Finally, after countless forays into humanity’s darkest, brownest hour, we have a post-apocalyptical comedy! Swiss developer Koboldgame’s first commercial release could easily be doubly doomed, an effort in the reportedly dead adventure game genre set in a dying world, but rather than focusing on ailing humans, Journey of a Roach follows those comfortably placed to thrive on the irradiated earth: cockroaches.Jim has been cruelly separated from his friend Bud by a paramilitary ant outfit, so now he must progress, via a haphazard combination of design, luck and calamity, through a series of puzzles to save his friend.
For the most part, puzzles are safe, untaxing examples of conventional knowledge twisted into absurdity. Nothing inspired, and the ambitious moments feel more overcomplicated than clever, but solutions are normally sensible, causing only occasional befuddlement. A lack of distinct partitioning becomes the main challenge to solving them. Repeatedly, an invisible hierarchy dictates that one puzzle must be solved before others without sufficiently indicating where a player’s cluttered inventory should be directed. Adventure games may be designed for torturing them brain cells, but too much undifferentiated visual information and interactive objects led to a lot of futile neurone sparks.
For a genre renowned for the strength of its writing, these roaches surprisingly avoid uttering a single line of dialogue. Instead, characters make their needs known by spouting wonderfully expressive pictures in speech bubbles. Long, expository speeches dropping revealing phrases are replaced by the immediate impact of scribbled drawings. Unfortunately, a great technique to naturally provide feedback is wasted up as there’s little contextual change. Misapplied items or constant faffing around nevertheless produces those same inscrutable floating pictographs. With a better hint system, this would be fine. But as the game assists item location instead of providing puzzle hints, what starts as a cute idea becomes a limited tool that doesn’t fully realise its uses.
Without dialogue, visuals take the duty of conveying the character of the cast and their world. Characters like treasure hunting dogs, retired military wasps and maternal spiders are all colourfully drawn and placed in interesting scenarios individually. However, environments have a slightly sterile diorama feel that spoils an otherwise interesting arrangement. Most characters stand still, looping a basic animation sequence, and puzzle outcomes produce a fizzle rather than fireworks, even if occasional hand-drawn cutscenes add some fanfare. Strong character design and level layout just never quite pops.

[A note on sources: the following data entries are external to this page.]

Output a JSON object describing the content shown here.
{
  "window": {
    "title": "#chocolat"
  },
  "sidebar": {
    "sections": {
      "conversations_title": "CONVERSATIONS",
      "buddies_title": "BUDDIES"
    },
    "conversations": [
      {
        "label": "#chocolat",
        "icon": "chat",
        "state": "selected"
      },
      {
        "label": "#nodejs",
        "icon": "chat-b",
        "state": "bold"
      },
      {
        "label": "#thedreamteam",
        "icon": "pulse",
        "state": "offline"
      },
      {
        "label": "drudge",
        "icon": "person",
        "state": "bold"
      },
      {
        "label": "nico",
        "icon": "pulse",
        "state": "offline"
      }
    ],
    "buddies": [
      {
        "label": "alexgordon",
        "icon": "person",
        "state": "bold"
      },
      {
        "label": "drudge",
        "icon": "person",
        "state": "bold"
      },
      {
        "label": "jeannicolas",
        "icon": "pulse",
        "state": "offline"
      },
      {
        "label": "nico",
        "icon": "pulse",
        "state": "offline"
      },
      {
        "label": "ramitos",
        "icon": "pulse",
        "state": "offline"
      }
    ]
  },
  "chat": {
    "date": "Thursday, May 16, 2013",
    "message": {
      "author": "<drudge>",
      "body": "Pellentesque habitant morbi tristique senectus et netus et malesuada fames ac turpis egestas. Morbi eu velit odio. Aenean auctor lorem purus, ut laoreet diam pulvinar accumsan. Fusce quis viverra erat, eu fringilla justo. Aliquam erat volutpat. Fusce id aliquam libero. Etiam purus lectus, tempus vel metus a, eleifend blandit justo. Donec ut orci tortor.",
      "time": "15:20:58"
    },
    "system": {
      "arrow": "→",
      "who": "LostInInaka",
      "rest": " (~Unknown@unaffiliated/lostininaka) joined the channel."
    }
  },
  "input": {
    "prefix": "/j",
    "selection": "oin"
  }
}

Environments are square and strangely proportioned, wide with limited depth, presented side-on like an unpleasantly bug-infested doll’s house. While these rooms may feel surprisingly confined at first, Koboldgames ingeniously open up these compact areas by letting Jim crawl up walls and along the ceiling. It’s a nice workaround to expand what would otherwise be cramped environments, although in practice it’s used to ferret away items more often than it’s integrated into puzzles.
Basic usability issues also interfere. For example, items become indistinct black and white icons once they’re in the inventory, with no informative mouseover text. This becomes problematic as the inventory swells, getting so bad that I spent a while thinking a fuel can was an audio cassette –blame my cobwebbed memories of archaic technology. The liberating sensation of climbing walls and ceilings is quickly curtailed by Jim’s habit of getting caught on doorframes and other unintended obstacles too.
Journey of a Roach’s strong ideas loses too many of the conventional adventure game’s strengths without gaining enough from them to compensate. It can’t even retain the strengths of its setting, quickly jettisoning its post-nuclear scene for a standard flavour of cartoon zaniness. Too many basic lessons on how to treat players go unlearnt. Even over its short duration, initially colourful scenarios become sadly static and tired. Journey of a Roach has some promising ideas, but unfortunately struggles to demonstrate them at their best.